You are viewing a plain text version of this content. The canonical link for it is here.
Posted to dev@spark.apache.org by Nick Pentreath <ni...@gmail.com> on 2015/12/10 16:04:27 UTC

Spark Streaming Kinesis - DynamoDB Streams compatability

Hi Spark users & devs

I was just wondering if anyone out there has interest in DynamoDB Streams (
http://docs.aws.amazon.com/amazondynamodb/latest/developerguide/Streams.html)
as an input source for Spark Streaming Kinesis?

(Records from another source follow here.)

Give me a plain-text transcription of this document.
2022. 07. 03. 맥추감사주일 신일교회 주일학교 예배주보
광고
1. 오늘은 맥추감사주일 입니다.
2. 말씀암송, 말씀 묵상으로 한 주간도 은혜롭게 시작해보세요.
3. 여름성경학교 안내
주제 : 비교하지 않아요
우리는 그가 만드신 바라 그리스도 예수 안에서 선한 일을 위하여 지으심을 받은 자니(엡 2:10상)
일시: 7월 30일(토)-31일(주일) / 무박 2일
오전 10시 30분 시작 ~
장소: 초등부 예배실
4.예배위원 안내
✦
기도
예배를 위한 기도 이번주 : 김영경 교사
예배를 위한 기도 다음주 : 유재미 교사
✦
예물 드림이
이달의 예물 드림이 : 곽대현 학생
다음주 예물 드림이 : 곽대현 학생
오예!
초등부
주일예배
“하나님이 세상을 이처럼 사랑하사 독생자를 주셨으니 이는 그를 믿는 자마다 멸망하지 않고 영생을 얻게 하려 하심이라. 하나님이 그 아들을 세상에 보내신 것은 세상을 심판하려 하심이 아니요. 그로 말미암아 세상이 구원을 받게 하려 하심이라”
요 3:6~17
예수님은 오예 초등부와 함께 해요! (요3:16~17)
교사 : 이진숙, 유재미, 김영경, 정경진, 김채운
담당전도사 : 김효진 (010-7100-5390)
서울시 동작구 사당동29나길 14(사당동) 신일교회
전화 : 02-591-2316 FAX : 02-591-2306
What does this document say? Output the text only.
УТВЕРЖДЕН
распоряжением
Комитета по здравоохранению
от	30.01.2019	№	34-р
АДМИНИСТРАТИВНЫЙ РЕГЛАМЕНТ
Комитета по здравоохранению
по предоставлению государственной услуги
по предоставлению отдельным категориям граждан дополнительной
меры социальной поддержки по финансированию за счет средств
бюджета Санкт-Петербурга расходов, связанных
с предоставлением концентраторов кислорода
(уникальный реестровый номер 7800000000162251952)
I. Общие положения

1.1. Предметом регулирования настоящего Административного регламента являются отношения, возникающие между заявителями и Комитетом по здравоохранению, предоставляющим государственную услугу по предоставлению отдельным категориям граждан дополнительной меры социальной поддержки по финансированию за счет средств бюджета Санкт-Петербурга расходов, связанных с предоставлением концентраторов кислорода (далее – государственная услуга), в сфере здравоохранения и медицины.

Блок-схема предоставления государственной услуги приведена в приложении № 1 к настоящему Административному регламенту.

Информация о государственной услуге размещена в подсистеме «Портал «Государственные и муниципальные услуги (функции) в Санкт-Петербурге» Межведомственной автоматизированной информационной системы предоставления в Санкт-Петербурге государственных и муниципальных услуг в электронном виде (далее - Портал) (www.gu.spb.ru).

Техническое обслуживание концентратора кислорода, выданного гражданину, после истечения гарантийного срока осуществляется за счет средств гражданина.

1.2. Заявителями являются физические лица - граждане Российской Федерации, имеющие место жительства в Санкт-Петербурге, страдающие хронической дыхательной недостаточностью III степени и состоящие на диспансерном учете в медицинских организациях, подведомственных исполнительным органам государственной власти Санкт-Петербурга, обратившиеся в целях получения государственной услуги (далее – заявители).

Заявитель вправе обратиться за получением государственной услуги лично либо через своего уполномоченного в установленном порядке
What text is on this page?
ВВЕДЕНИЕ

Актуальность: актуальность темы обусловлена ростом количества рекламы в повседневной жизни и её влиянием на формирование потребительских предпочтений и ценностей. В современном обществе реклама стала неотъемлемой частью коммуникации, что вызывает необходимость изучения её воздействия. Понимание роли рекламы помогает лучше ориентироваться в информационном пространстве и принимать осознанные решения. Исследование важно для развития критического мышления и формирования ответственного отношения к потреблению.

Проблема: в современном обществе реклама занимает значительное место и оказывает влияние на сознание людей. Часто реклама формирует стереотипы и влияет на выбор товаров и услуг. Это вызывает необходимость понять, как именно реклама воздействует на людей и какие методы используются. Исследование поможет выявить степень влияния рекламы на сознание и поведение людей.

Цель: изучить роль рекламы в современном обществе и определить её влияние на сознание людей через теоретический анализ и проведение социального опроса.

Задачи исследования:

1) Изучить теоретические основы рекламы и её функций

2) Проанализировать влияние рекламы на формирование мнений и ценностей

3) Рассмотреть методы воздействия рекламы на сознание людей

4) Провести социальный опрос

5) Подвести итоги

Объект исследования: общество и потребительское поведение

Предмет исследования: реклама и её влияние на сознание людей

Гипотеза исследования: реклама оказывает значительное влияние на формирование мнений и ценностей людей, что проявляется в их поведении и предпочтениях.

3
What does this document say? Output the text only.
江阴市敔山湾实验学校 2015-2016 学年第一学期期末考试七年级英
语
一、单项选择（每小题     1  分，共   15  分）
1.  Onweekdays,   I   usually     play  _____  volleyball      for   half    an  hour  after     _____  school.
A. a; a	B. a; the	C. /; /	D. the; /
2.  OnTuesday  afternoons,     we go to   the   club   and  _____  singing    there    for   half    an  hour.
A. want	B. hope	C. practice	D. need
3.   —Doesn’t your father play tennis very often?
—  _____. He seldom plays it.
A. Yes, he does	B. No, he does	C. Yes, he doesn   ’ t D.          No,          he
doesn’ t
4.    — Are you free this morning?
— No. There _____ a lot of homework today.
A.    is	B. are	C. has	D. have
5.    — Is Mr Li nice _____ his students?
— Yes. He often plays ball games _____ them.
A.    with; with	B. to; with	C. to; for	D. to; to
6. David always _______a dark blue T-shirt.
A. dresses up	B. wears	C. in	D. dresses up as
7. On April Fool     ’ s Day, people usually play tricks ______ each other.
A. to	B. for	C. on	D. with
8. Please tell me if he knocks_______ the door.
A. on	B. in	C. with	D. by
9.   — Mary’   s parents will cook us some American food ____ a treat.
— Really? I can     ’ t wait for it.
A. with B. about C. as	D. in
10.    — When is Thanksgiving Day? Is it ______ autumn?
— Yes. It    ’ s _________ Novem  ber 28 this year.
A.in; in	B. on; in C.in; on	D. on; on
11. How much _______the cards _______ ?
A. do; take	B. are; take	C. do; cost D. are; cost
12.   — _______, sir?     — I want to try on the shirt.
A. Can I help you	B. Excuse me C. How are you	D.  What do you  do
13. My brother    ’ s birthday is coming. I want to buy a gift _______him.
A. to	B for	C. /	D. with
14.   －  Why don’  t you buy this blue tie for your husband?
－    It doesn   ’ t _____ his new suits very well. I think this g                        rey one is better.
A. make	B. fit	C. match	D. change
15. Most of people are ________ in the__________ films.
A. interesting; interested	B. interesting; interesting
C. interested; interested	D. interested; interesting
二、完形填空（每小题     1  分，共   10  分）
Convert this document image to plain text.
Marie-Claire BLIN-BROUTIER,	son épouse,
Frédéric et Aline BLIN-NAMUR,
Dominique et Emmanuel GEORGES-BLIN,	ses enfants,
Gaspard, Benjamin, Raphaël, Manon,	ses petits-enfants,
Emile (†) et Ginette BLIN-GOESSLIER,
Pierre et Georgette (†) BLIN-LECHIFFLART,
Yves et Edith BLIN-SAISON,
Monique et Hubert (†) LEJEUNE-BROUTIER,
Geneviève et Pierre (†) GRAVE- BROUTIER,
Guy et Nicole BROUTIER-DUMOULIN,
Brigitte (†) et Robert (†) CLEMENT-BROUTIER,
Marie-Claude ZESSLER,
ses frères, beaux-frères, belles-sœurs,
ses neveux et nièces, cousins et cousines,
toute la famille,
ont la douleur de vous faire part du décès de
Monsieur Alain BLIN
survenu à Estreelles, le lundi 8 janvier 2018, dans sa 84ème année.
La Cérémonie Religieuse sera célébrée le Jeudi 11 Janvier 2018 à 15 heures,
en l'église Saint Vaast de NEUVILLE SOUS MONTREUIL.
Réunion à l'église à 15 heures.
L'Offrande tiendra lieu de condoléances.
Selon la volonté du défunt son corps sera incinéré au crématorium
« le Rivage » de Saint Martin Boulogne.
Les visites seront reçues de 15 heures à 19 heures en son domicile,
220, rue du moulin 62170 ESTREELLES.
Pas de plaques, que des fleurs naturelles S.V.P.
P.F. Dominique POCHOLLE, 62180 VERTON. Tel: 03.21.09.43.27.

Because DynamoDB Streams provides an adaptor client that works with the
KCL, making this work is fairly straightforward, but would require a little
bit of work to add it to Spark Streaming Kinesis as an option. It also
requires updating the AWS SDK version.

For those using AWS heavily, there are other ways of achieving the same
outcome indirectly, the easiest of which I've found so far is using AWS
Lambdas to read from the DynamoDB Stream, (optionally) transform the
events, and write to a Kinesis stream, allowing one to just use the
existing Spark integration. Still, I'd like to know if there is sufficient
interest or demand for this among the user base to work on a PR adding
DynamoDB Streams support to Spark.

(At the same time, the implementation details happen to provide an
opportunity to address https://issues.apache.org/jira/browse/SPARK-10969,
though not sure how much need there is for that either?)

N